The outdoor exercise was a re-enactment of the manual of arms developed in the 1850s at the U.S. Military Academy at West Point for young volunteers.
Teacher Gordon Scheaffer, who grew up in Pennsylvania an hour from the Gettysburg battlefield, made sure everything was authentic for his students — even the stale hardtack he fed them at the end of the activity.
Scheaffer travels to Gettysburg annually for a reenactment of the Civil War battle, playing the role of his ancestor, 2nd Lt. Jefferson Truitt from Company D
of the 62nd Pennsylvania Volunteers.
Scheaffer said he considers the Civil War a turning point in U.S. history that students need to appreciate.
"I think it’s important for them to understand the sacrifices that were made, and the American Civil War was the ultimate sacrifice," Scheaffer said.
Sophomore Tony Vieweg, 16, said many schools gloss over the Civil War period and don’t take the time that Scheaffer does to make the period come alive.
"You don’t really get the details that he gives us," Vieweg said. "It’s a wake-up call."
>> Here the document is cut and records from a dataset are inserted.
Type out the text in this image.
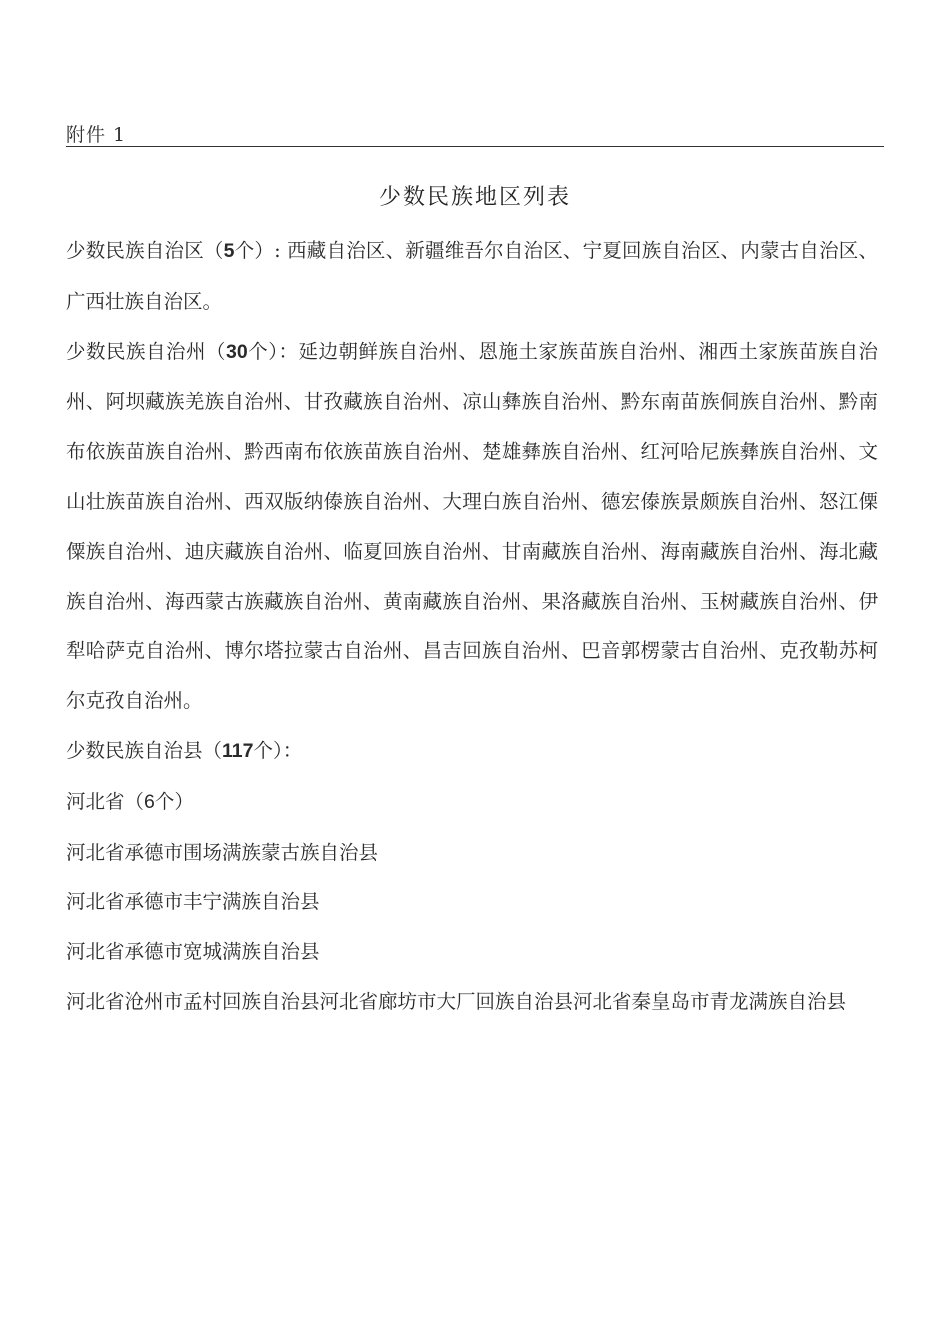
附件 1
少数民族地区列表

少数民族自治区（5个）: 西藏自治区、新疆维吾尔自治区、宁夏回族自治区、内蒙古自治区、广西壮族自治区。

少数民族自治州（30个）：延边朝鲜族自治州、恩施土家族苗族自治州、湘西土家族苗族自治州、阿坝藏族羌族自治州、甘孜藏族自治州、凉山彝族自治州、黔东南苗族侗族自治州、黔南布依族苗族自治州、黔西南布依族苗族自治州、楚雄彝族自治州、红河哈尼族彝族自治州、文山壮族苗族自治州、西双版纳傣族自治州、大理白族自治州、德宏傣族景颇族自治州、怒江傈僳族自治州、迪庆藏族自治州、临夏回族自治州、甘南藏族自治州、海南藏族自治州、海北藏族自治州、海西蒙古族藏族自治州、黄南藏族自治州、果洛藏族自治州、玉树藏族自治州、伊犁哈萨克自治州、博尔塔拉蒙古自治州、昌吉回族自治州、巴音郭楞蒙古自治州、克孜勒苏柯尔克孜自治州。

少数民族自治县（117个）：

河北省（6个）

河北省承德市围场满族蒙古族自治县

河北省承德市丰宁满族自治县

河北省承德市宽城满族自治县

河北省沧州市孟村回族自治县河北省廊坊市大厂回族自治县河北省秦皇岛市青龙满族自治县
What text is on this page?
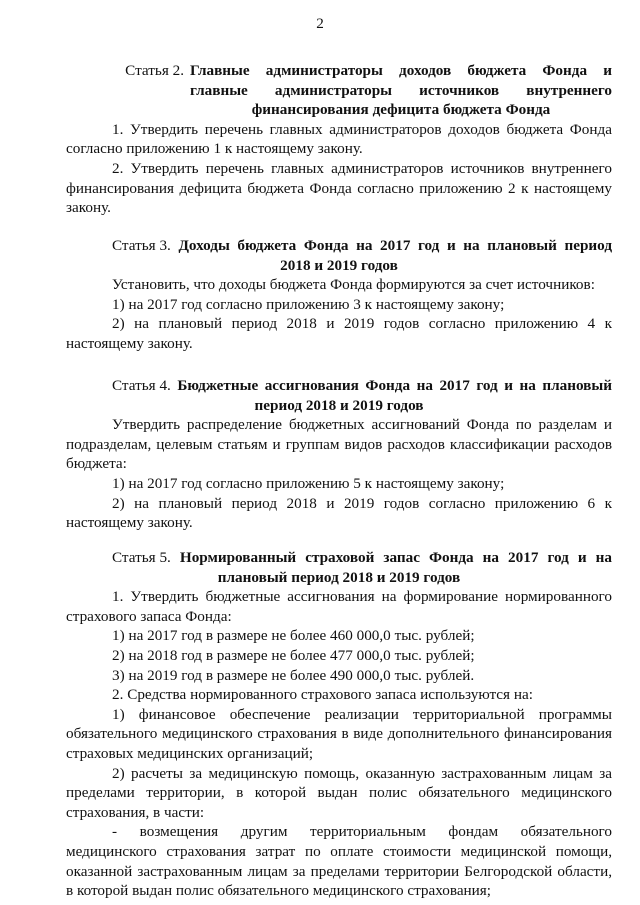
2
Статья 2. Главные администраторы доходов бюджета Фонда и
главные администраторы источников внутреннего
финансирования дефицита бюджета Фонда

1. Утвердить перечень главных администраторов доходов бюджета Фонда согласно приложению 1 к настоящему закону.

2. Утвердить перечень главных администраторов источников внутреннего финансирования дефицита бюджета Фонда согласно приложению 2 к настоящему закону.

Статья 3. Доходы бюджета Фонда на 2017 год и на плановый период
2018 и 2019 годов

Установить, что доходы бюджета Фонда формируются за счет источников:

1) на 2017 год согласно приложению 3 к настоящему закону;

2) на плановый период 2018 и 2019 годов согласно приложению 4 к настоящему закону.

Статья 4. Бюджетные ассигнования Фонда на 2017 год и на плановый
период 2018 и 2019 годов

Утвердить распределение бюджетных ассигнований Фонда по разделам и подразделам, целевым статьям и группам видов расходов классификации расходов бюджета:

1) на 2017 год согласно приложению 5 к настоящему закону;

2) на плановый период 2018 и 2019 годов согласно приложению 6 к настоящему закону.

Статья 5. Нормированный страховой запас Фонда на 2017 год и на
плановый период 2018 и 2019 годов

1. Утвердить бюджетные ассигнования на формирование нормированного страхового запаса Фонда:

1) на 2017 год в размере не более 460 000,0 тыс. рублей;

2) на 2018 год в размере не более 477 000,0 тыс. рублей;

3) на 2019 год в размере не более 490 000,0 тыс. рублей.

2. Средства нормированного страхового запаса используются на:

1) финансовое обеспечение реализации территориальной программы обязательного медицинского страхования в виде дополнительного финансирования страховых медицинских организаций;

2) расчеты за медицинскую помощь, оказанную застрахованным лицам за пределами территории, в которой выдан полис обязательного медицинского страхования, в части:

- возмещения другим территориальным фондам обязательного медицинского страхования затрат по оплате стоимости медицинской помощи, оказанной застрахованным лицам за пределами территории Белгородской области, в которой выдан полис обязательного медицинского страхования;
Students spend two years studying American history and 13 weeks studying the Civil War.
"We don’t believe you can be an effective citizen if you’re not educated about your history," said David Batchelder, the charter school’s director.
Instead of rifles, the students Tuesday carried broomsticks, hockey sticks and mop handles — which Batchelder said was also authentic.
"Young men would have started out with broomsticks because they didn’t have enough rifles," he said.
The school has about 126 students from seventh through 12th grade.